I was still up front and we were approaching the county line… another sign I like to get, but don’t “have to” have it… I picked the pace up a little bit – Strava shows I went from 20-21 to 23. My wife came around, if memory serves, to pip me, and we formed back up. She took the lead, I was behind her, and Diane and Mike followed.

My wife tapped out to go to the back and asked me to take it easy because Mike was having a tough time keeping up at 23. According to Strava, I picked the perfect gear for 20-mph and I kept it there. Two miles later, Mike was off the back by a quarter-mile. When he caught up, he complained of having a tough time. He said he could keep up at 20, but more than that was hurting him. Problem was, I’d been at 20… Diane is a medical professional, so we stopped at an intersection and she checked his pulse. It was faint, but she said he seemed to be regular enough. Mike said he was fine, so we pressed on. We let Mike take the lead so he could choose the pace with the wind at our back. We went on for another few miles but Mike would “hit a wall” every once in a while and slow from 18-19 to 16-mph and that’s when he mentioned he was short of breath, that he couldn’t get a deep breath.

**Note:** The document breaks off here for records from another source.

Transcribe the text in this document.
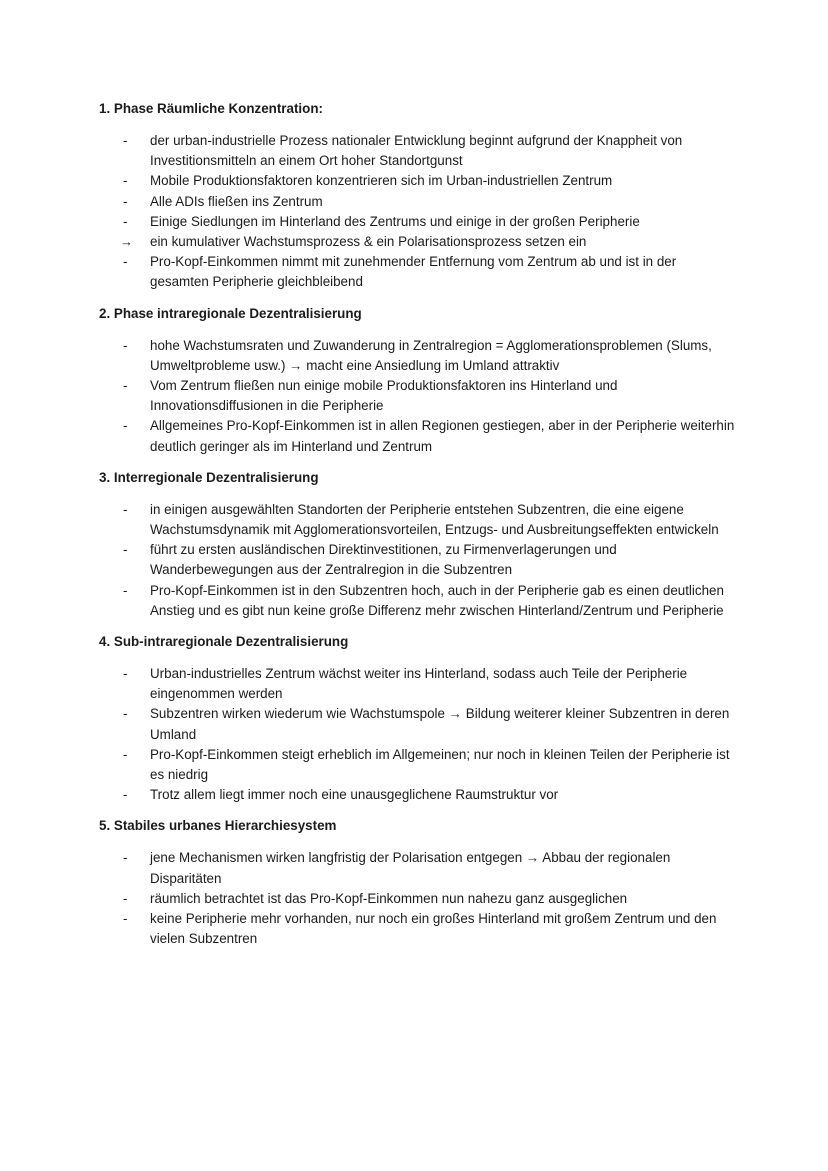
1. Phase Räumliche Konzentration:
-	der urban-industrielle Prozess nationaler Entwicklung beginnt aufgrund der Knappheit von Investitionsmitteln an einem Ort hoher Standortgunst
-	Mobile Produktionsfaktoren konzentrieren sich im Urban-industriellen Zentrum
-	Alle ADIs fließen ins Zentrum
-	Einige Siedlungen im Hinterland des Zentrums und einige in der großen Peripherie
→	ein kumulativer Wachstumsprozess & ein Polarisationsprozess setzen ein
-	Pro-Kopf-Einkommen nimmt mit zunehmender Entfernung vom Zentrum ab und ist in der gesamten Peripherie gleichbleibend
2. Phase intraregionale Dezentralisierung
-	hohe Wachstumsraten und Zuwanderung in Zentralregion = Agglomerationsproblemen (Slums, Umweltprobleme usw.) → macht eine Ansiedlung im Umland attraktiv
-	Vom Zentrum fließen nun einige mobile Produktionsfaktoren ins Hinterland und Innovationsdiffusionen in die Peripherie
-	Allgemeines Pro-Kopf-Einkommen ist in allen Regionen gestiegen, aber in der Peripherie weiterhin deutlich geringer als im Hinterland und Zentrum
3. Interregionale Dezentralisierung
-	in einigen ausgewählten Standorten der Peripherie entstehen Subzentren, die eine eigene Wachstumsdynamik mit Agglomerationsvorteilen, Entzugs- und Ausbreitungseffekten entwickeln
-	führt zu ersten ausländischen Direktinvestitionen, zu Firmenverlagerungen und Wanderbewegungen aus der Zentralregion in die Subzentren
-	Pro-Kopf-Einkommen ist in den Subzentren hoch, auch in der Peripherie gab es einen deutlichen Anstieg und es gibt nun keine große Differenz mehr zwischen Hinterland/Zentrum und Peripherie
4. Sub-intraregionale Dezentralisierung
-	Urban-industrielles Zentrum wächst weiter ins Hinterland, sodass auch Teile der Peripherie eingenommen werden
-	Subzentren wirken wiederum wie Wachstumspole → Bildung weiterer kleiner Subzentren in deren Umland
-	Pro-Kopf-Einkommen steigt erheblich im Allgemeinen; nur noch in kleinen Teilen der Peripherie ist es niedrig
-	Trotz allem liegt immer noch eine unausgeglichene Raumstruktur vor
5. Stabiles urbanes Hierarchiesystem
-	jene Mechanismen wirken langfristig der Polarisation entgegen → Abbau der regionalen Disparitäten
-	räumlich betrachtet ist das Pro-Kopf-Einkommen nun nahezu ganz ausgeglichen
-	keine Peripherie mehr vorhanden, nur noch ein großes Hinterland mit großem Zentrum und den vielen Subzentren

Diane looked at me and we dropped back a bit… and she quietly said, “You need to call 9-1-1 right now”. I pulled out my phone and did as I was told, after making sure I heard right. Fortunately, we had just happened on the Gaines Township Fire and Rescue station, so we had Mike pull into the parking lot so she could check his pulse again. We got Mike off his bike and she checked him out. His pulse was “all over the place”.

We managed to keep Mike off his bike for a few minutes but he wouldn’t sit down. After about five minutes, with an ambulance on the way, he said he was okay again and went to get back on his bike. Diane was fairly adamant that Mike choosing to ride home was a very bad idea – and I liked the idea that we were sitting in the parking lot of the fire station (!). If there’s anywhere to be when you need an ambulance, it’s at the fire station for God’s sake. Diane and my wife, who was also on the phone with Mike’s wife or daughter, tried to talk him off his bike while I stood in front of his handlebar so he couldn’t get rolling to clip in. He tried to move his front wheel to roll, and I’d side-step in front of him again. This went on for a minute when two fire & rescue folks rolled up in their pickup. A woman got out of the passenger side and immediately went to Mike and worked on getting him off the bike with my wife and Diane. The guy who was driving grabbed a medical-looking bag and headed for the door of the fire station, urging us inside where it was warm. The woman tending to Mike told him she was a nurse and that he should go inside, just to get checked out. And finally he broke. He got off his bike and headed over to the door.

From there it was a flurry of activity and Mike getting sorted. Phone calls were made and I sat down with a small cup of coffee that the firefighter had offered. An already long story shortened, Mike finally agreed to a ride home in the pickup of the fire and rescue people, but no ambulance. He wanted to go home and wash up before he went to the hospital. He called his cardiologist and let him know what was going on. I put Mike’s bike in the pickup and after the ambulance techs ran a few tests, he got in the truck and took his ride home.

My wife, Diane and I rode home without our buddy.

Mike is doing well, though he’s in the hospital till he goes through a couple of procedures on Monday. The good part is they know what they’re looking for now. Having Diane there for the episode was perfect. Because she got his pulse, they know they’re looking at an arrhythmia problem rather than a racing problem. We stopped up to see him for a bit last night. He seemed to be in a good mood, though he’s pissed at the electrical heart doc who told him he should rethink his cycling. You can guess where that went. An “F” bomb or two was dropped.

According to what Mike said, they ruled out a heart attack, which is fantastic news. Sadly, they haven’t come up with a way to remove the cranky yet. They’re still working on that… and it’s a very good chance he’ll die of natural causes before they figure that out.